The first step is to get the `Movielens
data <http://grouplens.org/datasets/movielens/100k/>`__. This is a
classic small recommender dataset, consisting of around 950 users, 1700
movies, and 100,000 ratings. The ratings are on a scale from 1 to 5, but
we'll all treat them as implicit positive feedback in this example.

Fortunately, this is one of the functions provided by LightFM itself.

.. code:: python

    import numpy as np
    
    from lightfm.datasets import fetch_movielens
    
    movielens = fetch_movielens()

This gives us a dictionary with the following fields:

.. code:: python

    for key, value in movielens.items():
        print(key, type(value), value.shape)


.. parsed-literal::

    ('test', <class 'scipy.sparse.coo.coo_matrix'>, (943, 1682))
    ('item_features', <class 'scipy.sparse.csr.csr_matrix'>, (1682, 1682))
    ('train', <class 'scipy.sparse.coo.coo_matrix'>, (943, 1682))
    ('item_labels', <type 'numpy.ndarray'>, (1682,))
    ('item_feature_labels', <type 'numpy.ndarray'>, (1682,))


.. code:: python

    train = movielens['train']
    test = movielens['test']

The ``train`` and ``test`` elements are the most important: they contain
the raw rating data, split into a train and a test set.

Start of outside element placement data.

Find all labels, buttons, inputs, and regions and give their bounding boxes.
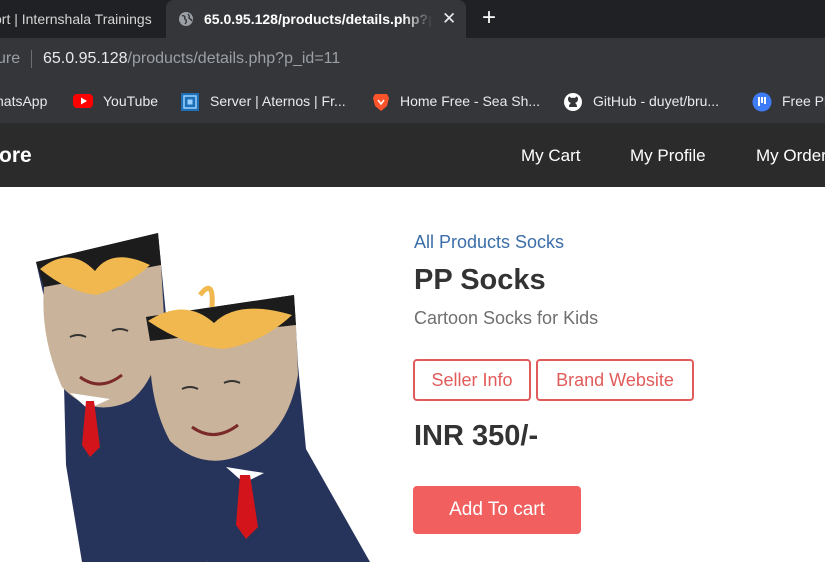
- github-icon: [564, 93, 582, 111]
- url-field[interactable]: 65.0.95.128/products/details.php?p_id=11: [43, 38, 340, 80]
- tab-internshala[interactable]: ort | Internshala Trainings: [0, 0, 166, 38]
- tab-product-details[interactable]: 65.0.95.128/products/details.php?p_id=11…: [166, 0, 466, 38]
- bookmarks-bar: natsApp YouTube Server | Aternos | Fr...…: [0, 80, 825, 124]
- bookmark-label: natsApp: [0, 93, 48, 109]
- aternos-icon: [181, 93, 199, 111]
- globe-icon: [179, 12, 193, 26]
- product-subtitle: Cartoon Socks for Kids: [414, 308, 599, 328]
- pl-icon: [752, 92, 772, 112]
- youtube-icon: [73, 94, 93, 108]
- nav-my-cart[interactable]: My Cart: [521, 124, 581, 187]
- site-navbar: tore My Cart My Profile My Order: [0, 124, 825, 187]
- socks-product-image: [36, 233, 370, 562]
- address-divider: [31, 50, 32, 68]
- bookmark-label: Home Free - Sea Sh...: [400, 93, 541, 109]
- add-to-cart-button[interactable]: Add To cart: [413, 486, 581, 534]
- nav-my-orders[interactable]: My Order: [756, 124, 825, 187]
- product-price: INR 350/-: [414, 420, 539, 452]
- bookmark-label: Free Pl: [782, 93, 825, 109]
- close-tab-icon[interactable]: ✕: [442, 0, 456, 38]
- url-host: 65.0.95.128: [43, 50, 128, 67]
- tab-title: ort | Internshala Trainings: [0, 11, 152, 27]
- url-path: /products/details.php?p_id=11: [127, 50, 341, 67]
- seller-info-button[interactable]: Seller Info: [413, 359, 531, 401]
- bookmark-label: GitHub - duyet/bru...: [593, 93, 720, 109]
- nav-my-profile[interactable]: My Profile: [630, 124, 706, 187]
- bookmark-label: YouTube: [103, 93, 159, 109]
- brand-website-button[interactable]: Brand Website: [536, 359, 694, 401]
- breadcrumb[interactable]: All Products Socks: [414, 232, 564, 253]
- new-tab-button[interactable]: +: [482, 0, 496, 36]
- bookmark-label: Server | Aternos | Fr...: [210, 93, 346, 109]
- browser-tab-strip: ort | Internshala Trainings 65.0.95.128/…: [0, 0, 825, 38]
- tab-title: 65.0.95.128/products/details.php?p_id=11: [204, 11, 432, 27]
- tab-title-fade: [402, 0, 432, 38]
- address-bar[interactable]: ure 65.0.95.128/products/details.php?p_i…: [0, 38, 825, 80]
- product-title: PP Socks: [414, 264, 546, 296]
- brave-icon: [373, 94, 389, 111]
- site-brand[interactable]: tore: [0, 124, 32, 187]
- security-label[interactable]: ure: [0, 38, 20, 80]
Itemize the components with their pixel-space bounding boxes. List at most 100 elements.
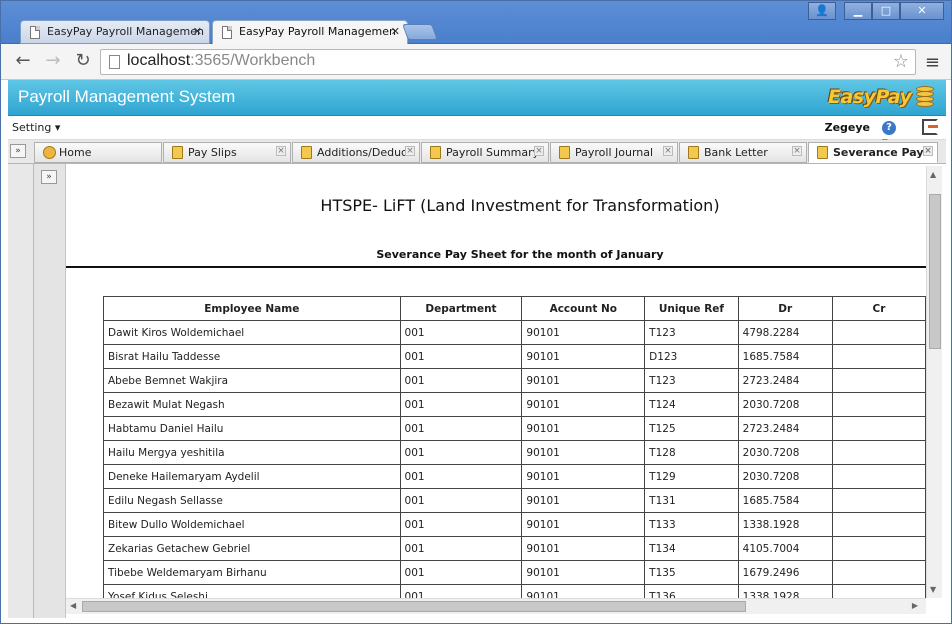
table-cell: Bisrat Hailu Taddesse [103,344,401,369]
close-tab-icon[interactable]: × [405,146,415,156]
folder-icon [301,146,312,159]
column-header: Department [399,296,523,321]
scroll-thumb[interactable] [82,601,746,612]
horizontal-scrollbar[interactable]: ◀ ▶ [66,598,926,614]
table-cell: Edilu Negash Sellasse [103,488,401,513]
table-cell: T136 [644,584,739,598]
table-cell: Bezawit Mulat Negash [103,392,401,417]
table-cell: T133 [644,512,739,537]
close-tab-icon[interactable]: × [663,146,673,156]
column-header: Unique Ref [644,296,739,321]
scroll-down-icon[interactable]: ▼ [930,585,936,594]
table-cell: 001 [399,488,523,513]
table-cell [831,560,926,585]
report-viewer[interactable]: HTSPE- LiFT (Land Investment for Transfo… [66,166,926,598]
coins-icon [914,86,936,110]
table-row: Bitew Dullo Woldemichael 001 90101 T133 1338… [103,512,926,537]
browser-tab-2[interactable]: EasyPay Payroll Managemen ✕ [212,20,408,45]
table-cell: 2723.2484 [737,416,833,441]
close-tab-icon[interactable]: × [534,146,544,156]
help-menu[interactable]: ? ▾ [882,120,904,148]
browser-tab-1[interactable]: EasyPay Payroll Managemen ✕ [20,20,210,44]
folder-icon [559,146,570,159]
table-cell [831,440,926,465]
vertical-scrollbar[interactable]: ▲ ▼ [926,166,942,598]
table-cell: Deneke Hailemaryam Aydelil [103,464,401,489]
browser-menu-icon[interactable]: ≡ [925,52,940,73]
column-header: Employee Name [103,296,401,321]
tab-home[interactable]: Home [34,142,162,163]
table-cell: 4105.7004 [737,536,833,561]
table-cell: 90101 [521,488,646,513]
new-tab-button[interactable] [402,24,438,40]
expand-panel-icon[interactable]: » [41,170,57,184]
table-cell: 90101 [521,560,646,585]
browser-toolbar: ← → ↻ localhost:3565/Workbench ☆ ≡ [0,44,952,80]
url-text[interactable]: localhost:3565/Workbench [127,52,315,70]
back-icon[interactable]: ← [12,51,34,73]
user-bar: Setting ▾ Zegeye ? ▾ [8,116,946,148]
scroll-right-icon[interactable]: ▶ [912,601,918,610]
table-cell [831,392,926,417]
table-row: Tibebe Weldemaryam Birhanu 001 90101 T135 16… [103,560,926,585]
address-bar[interactable]: localhost:3565/Workbench ☆ [100,49,916,75]
close-tab-icon[interactable]: × [276,146,286,156]
table-cell: 1338.1928 [737,584,833,598]
table-cell: 2030.7208 [737,440,833,465]
table-row: Abebe Bemnet Wakjira 001 90101 T123 2723.248… [103,368,926,393]
table-row: Habtamu Daniel Hailu 001 90101 T125 2723.248… [103,416,926,441]
scroll-up-icon[interactable]: ▲ [930,170,936,179]
tab-bank-letter[interactable]: Bank Letter × [679,142,807,163]
tab-payroll-summary[interactable]: Payroll Summary × [421,142,549,163]
tab-payroll-journal[interactable]: Payroll Journal × [550,142,678,163]
table-row: Bisrat Hailu Taddesse 001 90101 D123 1685.75… [103,344,926,369]
user-profile-icon[interactable]: 👤 [808,2,836,20]
coins-icon [43,146,56,159]
table-cell: 1685.7584 [737,344,833,369]
close-icon[interactable]: ✕ [391,25,400,38]
reload-icon[interactable]: ↻ [72,51,94,73]
setting-menu[interactable]: Setting ▾ [12,121,60,134]
scroll-left-icon[interactable]: ◀ [70,601,76,610]
table-cell: Dawit Kiros Woldemichael [103,320,401,345]
easypay-logo: EasyPay [828,84,936,112]
bookmark-star-icon[interactable]: ☆ [893,51,909,72]
table-cell: Tibebe Weldemaryam Birhanu [103,560,401,585]
table-row: Zekarias Getachew Gebriel 001 90101 T134 410… [103,536,926,561]
tab-additions-deductions[interactable]: Additions/Deduct × [292,142,420,163]
table-cell: Zekarias Getachew Gebriel [103,536,401,561]
folder-icon [688,146,699,159]
table-cell: 001 [399,464,523,489]
table-cell: D123 [644,344,739,369]
table-cell [831,344,926,369]
page-icon [109,55,120,69]
table-cell: 001 [399,440,523,465]
table-cell: T123 [644,320,739,345]
table-cell: 90101 [521,464,646,489]
tab-severance-pay[interactable]: Severance Pay × [808,142,938,163]
severance-pay-table: Employee Name Department Account No Uniq… [103,296,926,598]
browser-tab-title: EasyPay Payroll Managemen [239,25,396,38]
expand-sidebar-icon[interactable]: » [10,144,26,158]
table-cell: 4798.2284 [737,320,833,345]
close-icon[interactable]: ✕ [193,25,202,38]
table-cell: 90101 [521,584,646,598]
table-cell: 001 [399,368,523,393]
table-cell: 1685.7584 [737,488,833,513]
tab-pay-slips[interactable]: Pay Slips × [163,142,291,163]
table-cell: 001 [399,392,523,417]
table-cell: 90101 [521,392,646,417]
table-cell: T123 [644,368,739,393]
folder-icon [172,146,183,159]
scroll-thumb[interactable] [929,194,941,349]
window-close-icon[interactable]: ✕ [900,2,944,20]
close-tab-icon[interactable]: × [923,146,933,156]
forward-icon[interactable]: → [42,51,64,73]
table-cell: Habtamu Daniel Hailu [103,416,401,441]
folder-icon [817,146,828,159]
maximize-icon[interactable]: □ [872,2,900,20]
minimize-icon[interactable]: ▁ [844,2,872,20]
logout-icon[interactable] [922,119,938,135]
close-tab-icon[interactable]: × [792,146,802,156]
user-name: Zegeye [824,121,870,134]
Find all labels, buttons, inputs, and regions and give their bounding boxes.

Each row
represents a user, and each column an item. Entries are ratings from 1
to 5.

Fitting models
--------------

Now let's train a BPR model and look at its accuracy.

We'll use two metrics of accuracy: precision@k and ROC AUC. Both are
ranking metrics: to compute them, we'll be constructing recommendation
lists for all of our users, and checking the ranking of known positive
movies. For precision at k we'll be looking at whether they are within
the first k results on the list; for AUC, we'll be calculating the
probability that any known positive is higher on the list than a random
negative example.

.. code:: python

    from lightfm import LightFM
    from lightfm.evaluation import precision_at_k
    from lightfm.evaluation import auc_score
    
    model = LightFM(learning_rate=0.05, loss='bpr')
    model.fit(train, epochs=10)
    
    train_precision = precision_at_k(model, train, k=10).mean()
    test_precision = precision_at_k(model, test, k=10).mean()
    
    train_auc = auc_score(model, train).mean()
    test_auc = auc_score(model, test).mean()
    
    print('Precision: train %.2f, test %.2f.' % (train_precision, test_precision))
    print('AUC: train %.2f, test %.2f.' % (train_auc, test_auc))


.. parsed-literal::

    Precision: train 0.59, test 0.10.
    AUC: train 0.90, test 0.86.


The WARP model, on the other hand, optimises for precision@k---we should
expect its performance to be better on precision.

.. code:: python

    model = LightFM(learning_rate=0.05, loss='warp')
    
    model.fit_partial(train, epochs=10)
    
    train_precision = precision_at_k(model, train, k=10).mean()
    test_precision = precision_at_k(model, test, k=10).mean()
    
    train_auc = auc_score(model, train).mean()
    test_auc = auc_score(model, test).mean()
    
    print('Precision: train %.2f, test %.2f.' % (train_precision, test_precision))
    print('AUC: train %.2f, test %.2f.' % (train_auc, test_auc))


.. parsed-literal::

    Precision: train 0.61, test 0.11.
    AUC: train 0.93, test 0.90.


And that is exactly what we see: we get slightly higher precision@10
(but the AUC metric is also improved).